I felt insecure—had a serious inferiority complex. All I wanted to do was die, but my suicide attempts were failures. The path I was following led to nothing. I slept around, was addicted to alcohol, and was approaching the end of my life.
People gave me advice, but I never listened, and always did what was wrong—to punish myself for all this I would cut my body. The emptiness, depression, the world, my friends, the problems, the voices—all this made me worse day by day, with a greater urge to just die.
This was how I arrived at the Força Jovem Universal (youth group in Brazil)—lost, discouraged, unhappy, and destroyed both inside and out. In the youth group, people around me believed in me and offered me help, but I didn’t know what to do—I had a lot if questions. What did letting go of sin entail? …or abandoning what is wrong and following Jesus? What was an encounter with God? …or baptism in the Holy Spirit? I didn’t know… but I wanted them. I wanted to change my life; I wanted to know this God that everyone talked about. I wanted this and I overcame.

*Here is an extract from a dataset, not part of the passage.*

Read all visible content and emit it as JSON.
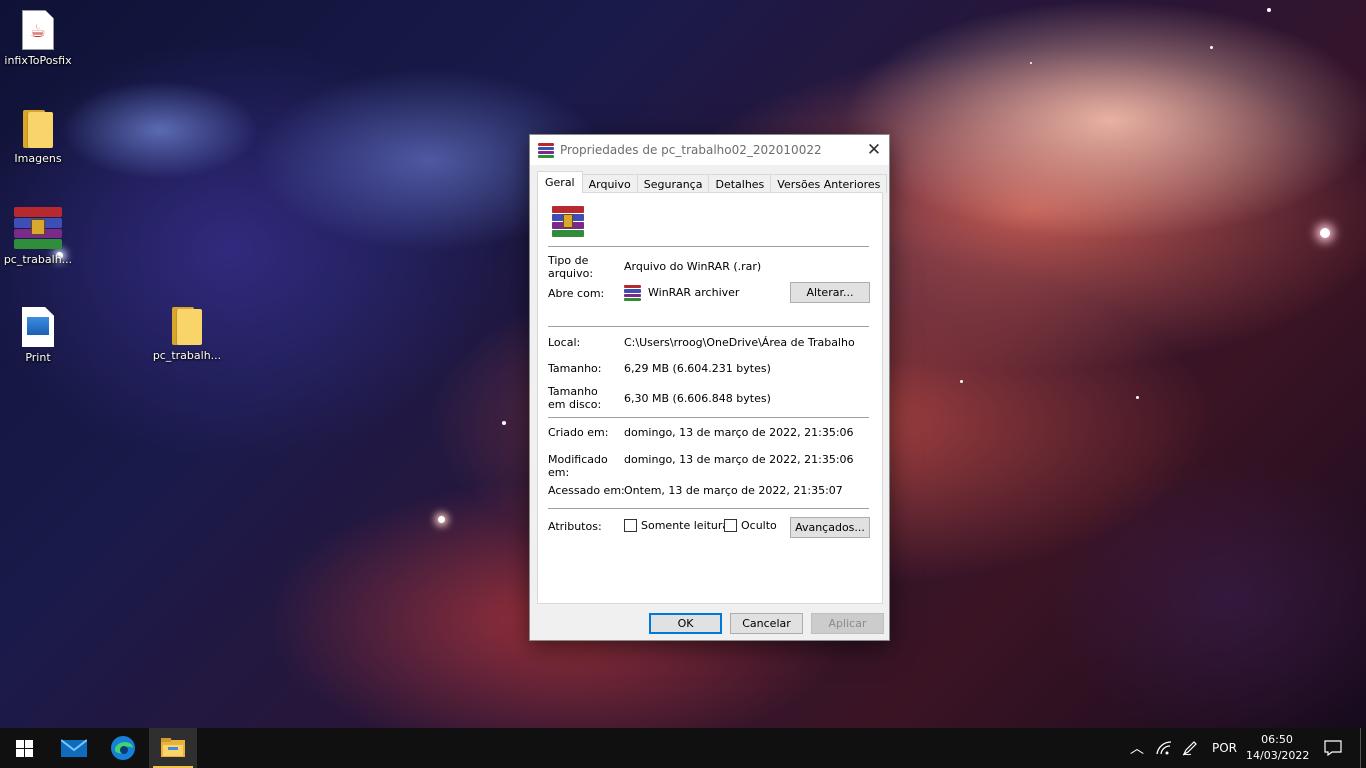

Letting go of sins was by biggest obstacle because many times I had to say “no”, and it hurt. But I did it; people helped and so did God.
I was all worth it and today I am a new person, and brand new young lady. The big difference was when the Holy Spirit came over me. The emptiness that brought sadness, the desire to die, my friends, the drinking, the sleeping around, were all replaced with the love and mercy of God. Today I am baptized in the Holy Spirit and have been raised as an Assistant. I remember everything that I went through, the hole that God pulled me out of, and I am ready to help people who are going through the same thing, and to tell them: “It’s not worth it!”
False happiness comes to all if us. I thought I was happy until I found Jesus. We all know what’s going on inside of us; we know whether or not we are truly happy. Look inside and be honest with yourself… Something was missing inside of me—in truth, everything was missing. Jesus calls us every day, but the choice is up to each one of us.
My name is Isabelle Natal, I am seventeen, and my life changed when I found Jesus at the Universal Church.